Carl Schreck, Atmospheric Scientist, North Carolina Institute for Climate Studies, NCSU

Carl Schreck, Atmospheric Scientist, North Carolina Institute for Climate Studies, NCSU

Please include details about your educational background and what sparked your interest in atmospheric or related sciences.

I grew up in Raleigh, NC, and I vividly remember Hurricane Fran hitting our town, knocking out power, and closing schools for a week. The power of that storm inspired me to learn more about them.

I went to NCSU in my hometown for undergraduate and majored in Meteorology with minors in Math, Computer Programming, and Music Performance. I was lucky enough to participate in a couple of REU programs and learned how much I loved research. So I went to UAlbany for graduate school where I got my Masters and Ph.D. in Atmospheric Science.

What was your first job in the field and how did you end up in the job you are in now?

My first job was a postdoc with NCICS/NCSU, the group I still work with today. During graduate school, I worked hard to share my code, data, and anything else with the field. That led to collaborations that built my network and helped me land the postdoc position.

What opportunities did you pursue that you knew would be beneficial to securing a job in the profession?  

I participated in two REU (Research Experiences for Undergraduates) programs. The first was the summer between my sophomore and junior years, which is earlier than most people try them. Then the second was between my junior and senior years and continued through my final year. These experiences gave me invaluable experience with research and helped me confirm my career path. They also led to my first publication!

What other courses/skills beyond the required math and science courses do you think would be the most helpful to individuals wanting a career in your profession?

I am very grateful that I minored in math and computer programming. Each only required a few courses beyond those that were required. If I were to do it over again, the only thing I would change is possibly double-majoring in one or the other.

Applied math and computer programming are such fundamental tools, not only in our field but throughout STEM. Having those in your toolbox makes everything easier, not to mention being more marketable.

Computer programming is also very much an artform. It makes a huge difference to know the "right" way to program and document your programs—both for your own debugging but even more for being able to share it later.

What is your typical day on the job like?

Mostly either writing or programming. It takes a lot of time to keep working on manuscripts but also other reports. I also spend a lot of time reading and editing work from my collaborators. I try to make time to read papers too, but that's the hardest thing to keep up with.

What do you like most about your job? What is the most challenging thing about your job?

I really enjoy programming.
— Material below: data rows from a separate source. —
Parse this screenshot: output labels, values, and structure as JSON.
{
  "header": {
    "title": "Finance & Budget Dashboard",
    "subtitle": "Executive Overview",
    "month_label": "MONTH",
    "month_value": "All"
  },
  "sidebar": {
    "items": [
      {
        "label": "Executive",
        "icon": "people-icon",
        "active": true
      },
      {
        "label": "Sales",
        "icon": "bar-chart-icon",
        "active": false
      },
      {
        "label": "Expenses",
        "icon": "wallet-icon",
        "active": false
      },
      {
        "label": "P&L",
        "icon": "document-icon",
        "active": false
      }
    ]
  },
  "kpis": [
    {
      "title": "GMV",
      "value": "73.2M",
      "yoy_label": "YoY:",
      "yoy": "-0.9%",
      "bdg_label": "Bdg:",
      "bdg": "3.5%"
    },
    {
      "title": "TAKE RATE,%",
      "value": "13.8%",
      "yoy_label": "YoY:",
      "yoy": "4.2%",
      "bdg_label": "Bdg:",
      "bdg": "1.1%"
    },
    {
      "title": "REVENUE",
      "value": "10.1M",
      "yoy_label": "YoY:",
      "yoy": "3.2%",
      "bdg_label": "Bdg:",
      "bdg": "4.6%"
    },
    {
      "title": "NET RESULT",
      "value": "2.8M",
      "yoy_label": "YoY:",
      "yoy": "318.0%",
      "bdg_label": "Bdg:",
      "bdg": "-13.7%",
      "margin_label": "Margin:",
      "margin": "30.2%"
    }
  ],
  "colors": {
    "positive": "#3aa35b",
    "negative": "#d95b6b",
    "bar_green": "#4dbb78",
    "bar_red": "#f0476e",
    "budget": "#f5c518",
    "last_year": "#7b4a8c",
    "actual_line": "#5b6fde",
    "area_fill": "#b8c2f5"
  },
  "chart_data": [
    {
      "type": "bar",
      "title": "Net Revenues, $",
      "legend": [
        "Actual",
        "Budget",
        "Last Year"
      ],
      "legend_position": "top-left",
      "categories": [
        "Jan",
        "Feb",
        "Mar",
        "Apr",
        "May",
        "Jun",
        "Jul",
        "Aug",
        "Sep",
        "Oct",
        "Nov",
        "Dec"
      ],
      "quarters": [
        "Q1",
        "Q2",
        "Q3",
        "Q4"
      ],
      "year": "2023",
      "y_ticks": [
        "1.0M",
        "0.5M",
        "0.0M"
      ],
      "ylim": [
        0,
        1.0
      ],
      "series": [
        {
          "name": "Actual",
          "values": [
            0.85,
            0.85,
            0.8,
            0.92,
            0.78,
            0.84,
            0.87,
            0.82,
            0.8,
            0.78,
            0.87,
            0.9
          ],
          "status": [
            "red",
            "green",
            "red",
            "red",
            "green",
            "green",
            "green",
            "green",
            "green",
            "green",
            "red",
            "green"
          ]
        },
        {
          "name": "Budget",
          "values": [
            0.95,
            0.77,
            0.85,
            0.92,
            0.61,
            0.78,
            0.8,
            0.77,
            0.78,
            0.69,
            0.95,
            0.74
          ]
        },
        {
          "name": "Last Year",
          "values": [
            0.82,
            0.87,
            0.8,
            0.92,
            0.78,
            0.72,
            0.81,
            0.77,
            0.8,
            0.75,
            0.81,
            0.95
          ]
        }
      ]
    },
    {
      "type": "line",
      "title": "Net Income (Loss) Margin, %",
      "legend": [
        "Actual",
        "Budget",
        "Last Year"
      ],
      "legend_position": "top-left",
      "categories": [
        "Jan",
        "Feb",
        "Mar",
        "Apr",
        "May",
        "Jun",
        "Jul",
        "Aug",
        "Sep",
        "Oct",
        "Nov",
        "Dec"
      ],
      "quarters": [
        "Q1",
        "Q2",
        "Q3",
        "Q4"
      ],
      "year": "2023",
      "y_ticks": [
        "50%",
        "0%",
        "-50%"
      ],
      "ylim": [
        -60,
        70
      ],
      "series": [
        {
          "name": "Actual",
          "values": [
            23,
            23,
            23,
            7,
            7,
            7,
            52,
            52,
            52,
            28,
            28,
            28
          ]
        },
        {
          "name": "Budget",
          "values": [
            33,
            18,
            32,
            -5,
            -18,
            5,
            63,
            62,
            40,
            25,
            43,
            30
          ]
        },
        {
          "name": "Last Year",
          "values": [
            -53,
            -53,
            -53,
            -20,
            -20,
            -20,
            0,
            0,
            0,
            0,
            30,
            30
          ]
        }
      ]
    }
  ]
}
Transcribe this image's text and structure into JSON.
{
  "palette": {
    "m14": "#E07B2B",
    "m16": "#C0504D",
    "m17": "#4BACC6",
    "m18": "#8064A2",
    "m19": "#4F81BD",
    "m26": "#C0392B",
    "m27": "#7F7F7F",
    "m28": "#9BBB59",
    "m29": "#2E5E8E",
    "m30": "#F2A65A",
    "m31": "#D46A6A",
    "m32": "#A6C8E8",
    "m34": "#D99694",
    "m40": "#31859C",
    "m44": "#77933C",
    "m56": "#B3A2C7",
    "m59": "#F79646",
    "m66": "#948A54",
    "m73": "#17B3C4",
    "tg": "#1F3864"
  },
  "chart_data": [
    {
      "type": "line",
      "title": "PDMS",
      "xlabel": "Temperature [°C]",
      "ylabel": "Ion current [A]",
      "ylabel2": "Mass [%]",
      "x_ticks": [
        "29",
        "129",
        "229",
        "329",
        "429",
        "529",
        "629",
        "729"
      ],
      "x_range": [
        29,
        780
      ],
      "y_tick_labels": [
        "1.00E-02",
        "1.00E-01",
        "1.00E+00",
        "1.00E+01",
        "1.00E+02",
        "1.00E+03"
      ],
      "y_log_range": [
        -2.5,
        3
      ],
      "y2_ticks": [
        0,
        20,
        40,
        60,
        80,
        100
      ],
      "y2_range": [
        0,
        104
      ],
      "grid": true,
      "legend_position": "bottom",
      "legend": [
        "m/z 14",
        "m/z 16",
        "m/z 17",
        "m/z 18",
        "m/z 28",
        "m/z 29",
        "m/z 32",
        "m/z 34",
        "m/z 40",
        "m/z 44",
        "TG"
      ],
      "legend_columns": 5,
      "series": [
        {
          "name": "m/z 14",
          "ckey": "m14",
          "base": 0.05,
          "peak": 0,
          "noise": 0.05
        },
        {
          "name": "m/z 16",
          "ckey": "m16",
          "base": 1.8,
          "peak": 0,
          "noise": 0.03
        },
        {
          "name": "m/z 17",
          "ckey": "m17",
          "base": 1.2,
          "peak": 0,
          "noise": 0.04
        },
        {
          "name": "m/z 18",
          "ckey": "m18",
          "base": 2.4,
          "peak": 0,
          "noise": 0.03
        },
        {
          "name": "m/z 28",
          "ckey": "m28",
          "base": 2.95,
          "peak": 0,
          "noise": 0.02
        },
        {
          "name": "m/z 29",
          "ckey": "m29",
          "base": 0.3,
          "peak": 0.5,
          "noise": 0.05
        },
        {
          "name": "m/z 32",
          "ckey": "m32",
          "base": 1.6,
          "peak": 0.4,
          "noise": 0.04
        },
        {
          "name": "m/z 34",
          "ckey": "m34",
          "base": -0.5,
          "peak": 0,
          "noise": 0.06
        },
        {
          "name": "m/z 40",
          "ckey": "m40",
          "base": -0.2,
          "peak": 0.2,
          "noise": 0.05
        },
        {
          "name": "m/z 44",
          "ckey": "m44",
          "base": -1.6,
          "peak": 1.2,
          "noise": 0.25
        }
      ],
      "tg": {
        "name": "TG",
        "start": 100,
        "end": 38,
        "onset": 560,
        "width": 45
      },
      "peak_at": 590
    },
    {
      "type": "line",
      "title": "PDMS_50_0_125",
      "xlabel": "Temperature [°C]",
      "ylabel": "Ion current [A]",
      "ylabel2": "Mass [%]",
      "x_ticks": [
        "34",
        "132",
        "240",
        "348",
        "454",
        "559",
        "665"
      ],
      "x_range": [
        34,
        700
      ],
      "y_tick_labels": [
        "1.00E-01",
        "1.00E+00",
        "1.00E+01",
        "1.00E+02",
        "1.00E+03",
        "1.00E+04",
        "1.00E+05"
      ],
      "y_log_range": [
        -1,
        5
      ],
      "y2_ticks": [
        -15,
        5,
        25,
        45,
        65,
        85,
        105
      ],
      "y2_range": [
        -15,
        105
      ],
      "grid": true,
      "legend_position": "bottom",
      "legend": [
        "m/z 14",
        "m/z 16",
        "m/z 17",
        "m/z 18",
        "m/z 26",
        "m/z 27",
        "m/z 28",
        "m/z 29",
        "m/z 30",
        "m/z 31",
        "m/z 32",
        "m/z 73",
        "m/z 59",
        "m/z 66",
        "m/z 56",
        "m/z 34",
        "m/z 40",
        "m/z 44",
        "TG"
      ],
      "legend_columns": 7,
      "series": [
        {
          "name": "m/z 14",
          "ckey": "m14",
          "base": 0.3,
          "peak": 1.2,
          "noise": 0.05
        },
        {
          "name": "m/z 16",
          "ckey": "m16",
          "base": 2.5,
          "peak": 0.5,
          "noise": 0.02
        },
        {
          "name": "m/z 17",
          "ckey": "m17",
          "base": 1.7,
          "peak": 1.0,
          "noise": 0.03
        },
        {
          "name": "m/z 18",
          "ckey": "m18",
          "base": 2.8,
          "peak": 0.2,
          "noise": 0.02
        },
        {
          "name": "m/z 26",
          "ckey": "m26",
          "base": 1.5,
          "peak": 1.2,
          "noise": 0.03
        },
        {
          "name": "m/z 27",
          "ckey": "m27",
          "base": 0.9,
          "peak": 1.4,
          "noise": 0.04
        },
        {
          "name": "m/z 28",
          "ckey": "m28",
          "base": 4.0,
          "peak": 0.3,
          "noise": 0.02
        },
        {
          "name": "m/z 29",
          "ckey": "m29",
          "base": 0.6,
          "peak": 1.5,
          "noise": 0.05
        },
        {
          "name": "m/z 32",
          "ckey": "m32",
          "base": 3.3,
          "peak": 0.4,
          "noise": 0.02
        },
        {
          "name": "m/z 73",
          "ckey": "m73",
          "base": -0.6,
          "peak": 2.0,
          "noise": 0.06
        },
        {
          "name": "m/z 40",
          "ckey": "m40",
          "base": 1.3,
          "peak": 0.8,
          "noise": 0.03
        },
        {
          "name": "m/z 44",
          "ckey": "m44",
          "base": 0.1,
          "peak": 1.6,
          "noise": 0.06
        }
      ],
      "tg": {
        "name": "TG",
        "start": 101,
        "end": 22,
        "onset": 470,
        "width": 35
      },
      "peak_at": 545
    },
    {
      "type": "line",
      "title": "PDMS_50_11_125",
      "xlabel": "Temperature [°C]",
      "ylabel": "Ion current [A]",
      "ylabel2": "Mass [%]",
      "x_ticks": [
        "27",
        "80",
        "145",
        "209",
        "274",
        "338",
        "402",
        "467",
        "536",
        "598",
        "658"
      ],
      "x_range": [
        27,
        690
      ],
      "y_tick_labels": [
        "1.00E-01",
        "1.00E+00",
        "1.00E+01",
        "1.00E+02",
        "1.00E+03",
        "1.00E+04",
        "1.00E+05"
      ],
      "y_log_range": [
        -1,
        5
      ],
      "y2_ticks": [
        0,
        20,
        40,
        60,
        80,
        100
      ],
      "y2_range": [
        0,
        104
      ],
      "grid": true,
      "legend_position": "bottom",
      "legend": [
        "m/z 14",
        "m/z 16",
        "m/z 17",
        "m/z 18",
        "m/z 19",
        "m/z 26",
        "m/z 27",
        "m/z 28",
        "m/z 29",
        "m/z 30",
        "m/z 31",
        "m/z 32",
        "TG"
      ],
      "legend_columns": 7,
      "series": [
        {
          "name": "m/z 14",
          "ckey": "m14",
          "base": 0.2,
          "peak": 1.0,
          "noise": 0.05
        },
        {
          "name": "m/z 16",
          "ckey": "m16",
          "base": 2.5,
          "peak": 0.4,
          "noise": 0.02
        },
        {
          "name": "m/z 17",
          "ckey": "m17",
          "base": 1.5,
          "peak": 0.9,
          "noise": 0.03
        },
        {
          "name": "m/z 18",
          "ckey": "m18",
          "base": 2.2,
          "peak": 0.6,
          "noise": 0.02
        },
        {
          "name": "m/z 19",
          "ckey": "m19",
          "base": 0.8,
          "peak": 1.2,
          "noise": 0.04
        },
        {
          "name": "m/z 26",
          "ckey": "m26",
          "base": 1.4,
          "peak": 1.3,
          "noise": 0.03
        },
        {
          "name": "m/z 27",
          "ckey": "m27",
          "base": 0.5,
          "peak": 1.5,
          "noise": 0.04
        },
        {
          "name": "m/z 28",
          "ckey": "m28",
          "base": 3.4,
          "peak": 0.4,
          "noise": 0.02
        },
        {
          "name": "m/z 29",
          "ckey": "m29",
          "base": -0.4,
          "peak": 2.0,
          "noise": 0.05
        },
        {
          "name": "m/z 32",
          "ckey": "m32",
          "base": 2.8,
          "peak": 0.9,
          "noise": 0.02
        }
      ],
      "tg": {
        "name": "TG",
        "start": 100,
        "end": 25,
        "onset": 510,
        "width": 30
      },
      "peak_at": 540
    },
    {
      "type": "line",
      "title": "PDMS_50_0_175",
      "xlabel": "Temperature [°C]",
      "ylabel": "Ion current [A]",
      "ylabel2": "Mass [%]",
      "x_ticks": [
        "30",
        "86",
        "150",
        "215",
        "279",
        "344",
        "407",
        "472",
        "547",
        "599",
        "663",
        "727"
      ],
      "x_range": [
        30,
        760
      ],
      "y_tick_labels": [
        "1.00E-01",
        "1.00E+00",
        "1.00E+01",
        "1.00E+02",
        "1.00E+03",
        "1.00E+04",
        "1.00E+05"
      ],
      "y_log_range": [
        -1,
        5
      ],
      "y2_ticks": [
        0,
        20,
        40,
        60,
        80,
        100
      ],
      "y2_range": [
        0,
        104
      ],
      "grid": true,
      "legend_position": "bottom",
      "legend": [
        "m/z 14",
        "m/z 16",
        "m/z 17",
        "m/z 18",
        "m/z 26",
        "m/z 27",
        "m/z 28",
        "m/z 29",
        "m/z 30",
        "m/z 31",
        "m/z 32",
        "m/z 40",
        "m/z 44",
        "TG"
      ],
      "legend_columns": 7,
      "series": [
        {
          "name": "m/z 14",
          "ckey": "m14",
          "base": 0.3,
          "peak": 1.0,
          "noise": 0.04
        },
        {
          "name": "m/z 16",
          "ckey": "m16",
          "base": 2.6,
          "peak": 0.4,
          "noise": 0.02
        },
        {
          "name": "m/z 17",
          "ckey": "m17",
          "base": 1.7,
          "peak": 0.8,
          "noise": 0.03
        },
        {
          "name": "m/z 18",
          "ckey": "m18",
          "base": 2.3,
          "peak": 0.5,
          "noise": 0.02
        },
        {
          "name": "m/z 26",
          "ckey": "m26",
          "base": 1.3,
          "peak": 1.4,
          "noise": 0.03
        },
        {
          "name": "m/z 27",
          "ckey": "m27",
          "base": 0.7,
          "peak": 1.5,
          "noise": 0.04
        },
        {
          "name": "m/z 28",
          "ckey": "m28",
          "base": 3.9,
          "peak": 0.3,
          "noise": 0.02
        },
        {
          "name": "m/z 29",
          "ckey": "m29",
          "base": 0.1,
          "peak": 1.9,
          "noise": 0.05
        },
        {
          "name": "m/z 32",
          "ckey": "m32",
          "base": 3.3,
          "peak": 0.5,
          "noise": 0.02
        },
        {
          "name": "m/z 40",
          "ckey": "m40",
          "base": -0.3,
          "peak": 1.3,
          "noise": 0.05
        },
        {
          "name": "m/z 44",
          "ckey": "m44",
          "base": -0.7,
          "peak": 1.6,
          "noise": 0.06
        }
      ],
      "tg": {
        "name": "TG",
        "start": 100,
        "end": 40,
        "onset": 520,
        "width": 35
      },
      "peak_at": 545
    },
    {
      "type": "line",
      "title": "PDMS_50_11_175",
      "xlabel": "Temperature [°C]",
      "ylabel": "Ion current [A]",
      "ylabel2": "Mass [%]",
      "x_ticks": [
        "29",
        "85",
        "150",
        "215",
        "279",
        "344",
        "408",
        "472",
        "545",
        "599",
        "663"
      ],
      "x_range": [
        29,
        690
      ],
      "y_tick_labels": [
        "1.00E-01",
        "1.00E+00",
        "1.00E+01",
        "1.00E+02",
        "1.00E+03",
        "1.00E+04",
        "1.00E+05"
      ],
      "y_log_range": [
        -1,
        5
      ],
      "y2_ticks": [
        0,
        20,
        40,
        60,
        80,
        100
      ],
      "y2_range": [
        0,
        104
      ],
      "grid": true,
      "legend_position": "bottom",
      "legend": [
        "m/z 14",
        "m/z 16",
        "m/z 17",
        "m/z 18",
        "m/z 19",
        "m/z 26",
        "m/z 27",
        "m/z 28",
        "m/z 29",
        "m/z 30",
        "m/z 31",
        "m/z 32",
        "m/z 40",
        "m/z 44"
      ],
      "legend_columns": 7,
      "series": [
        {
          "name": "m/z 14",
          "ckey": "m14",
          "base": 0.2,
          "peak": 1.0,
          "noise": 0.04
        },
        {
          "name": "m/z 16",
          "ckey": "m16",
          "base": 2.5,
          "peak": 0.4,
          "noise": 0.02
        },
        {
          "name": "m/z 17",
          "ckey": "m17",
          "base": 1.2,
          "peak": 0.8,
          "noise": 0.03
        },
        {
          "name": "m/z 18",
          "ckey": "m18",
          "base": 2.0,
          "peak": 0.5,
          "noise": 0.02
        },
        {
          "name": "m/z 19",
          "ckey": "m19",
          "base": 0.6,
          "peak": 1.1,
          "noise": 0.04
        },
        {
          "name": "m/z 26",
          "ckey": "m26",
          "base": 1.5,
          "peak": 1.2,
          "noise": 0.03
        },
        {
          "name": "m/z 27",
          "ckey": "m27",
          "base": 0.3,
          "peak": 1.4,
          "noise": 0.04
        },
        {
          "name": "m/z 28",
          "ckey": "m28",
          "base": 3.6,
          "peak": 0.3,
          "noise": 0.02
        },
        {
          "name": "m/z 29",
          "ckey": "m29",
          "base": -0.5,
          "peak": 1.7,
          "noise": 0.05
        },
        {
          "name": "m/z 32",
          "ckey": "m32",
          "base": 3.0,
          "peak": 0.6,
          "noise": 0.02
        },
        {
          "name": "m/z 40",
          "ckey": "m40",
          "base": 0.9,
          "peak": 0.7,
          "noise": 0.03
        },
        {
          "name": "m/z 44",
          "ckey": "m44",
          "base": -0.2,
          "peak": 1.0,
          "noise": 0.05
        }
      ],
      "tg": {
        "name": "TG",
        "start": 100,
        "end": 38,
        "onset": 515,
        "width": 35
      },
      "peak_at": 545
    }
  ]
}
It can be frustrating at times, but it's amazing feeling when I finally solve a problem. I also love that I get to work on something that has real world applications. I'm always trying to find ways to collaborate with people in the private sector and in operational forecasting.

The biggest challenge is time management. Every project seems fun and interesting, but there just isn't enough time to do them all.

Does your job allow for a good work/life balance? If not, why?

Yes. Working in a government allows for a more normal 40-hour work week than you might find in a regular academic position. I'm also very lucky that our supervisors have embraced teleworking and are understanding when things come up and I have to flex my schedule.

Like many people, I went into college planning to go into the weather or broadcasting. It didn't take me long to realize the hours that those industries have to keep, which I expect would be a lot harder on that work/life balance.

Over the course of your career what is the most exciting thing that has happened to you?    

Getting my first grant funded. It's always a joy when a paper is accepted too, but a grant means that someone else thinks that you and your idea are worth spending money on. It's a huge validation of all the hard work.

Is there anything you wish you had done differently in your career?

A postdoc can be a chance to try something completely different, both in terms of field and also lifestyle/location. I went with a fairly safe option by going somewhere close to where I grew up and in a position that allowed me to build directly from my PhD research.

I can't complain because it led to my current job and lifestyle, both of which I love. But it does feel like a missed opportunity.

What are some ‘must haves’’ on a resume if a person wants to gain employment in your field?

Strong computer programming skills is first and foremost. A close second would be anything that can demonstrate strong written communication skills.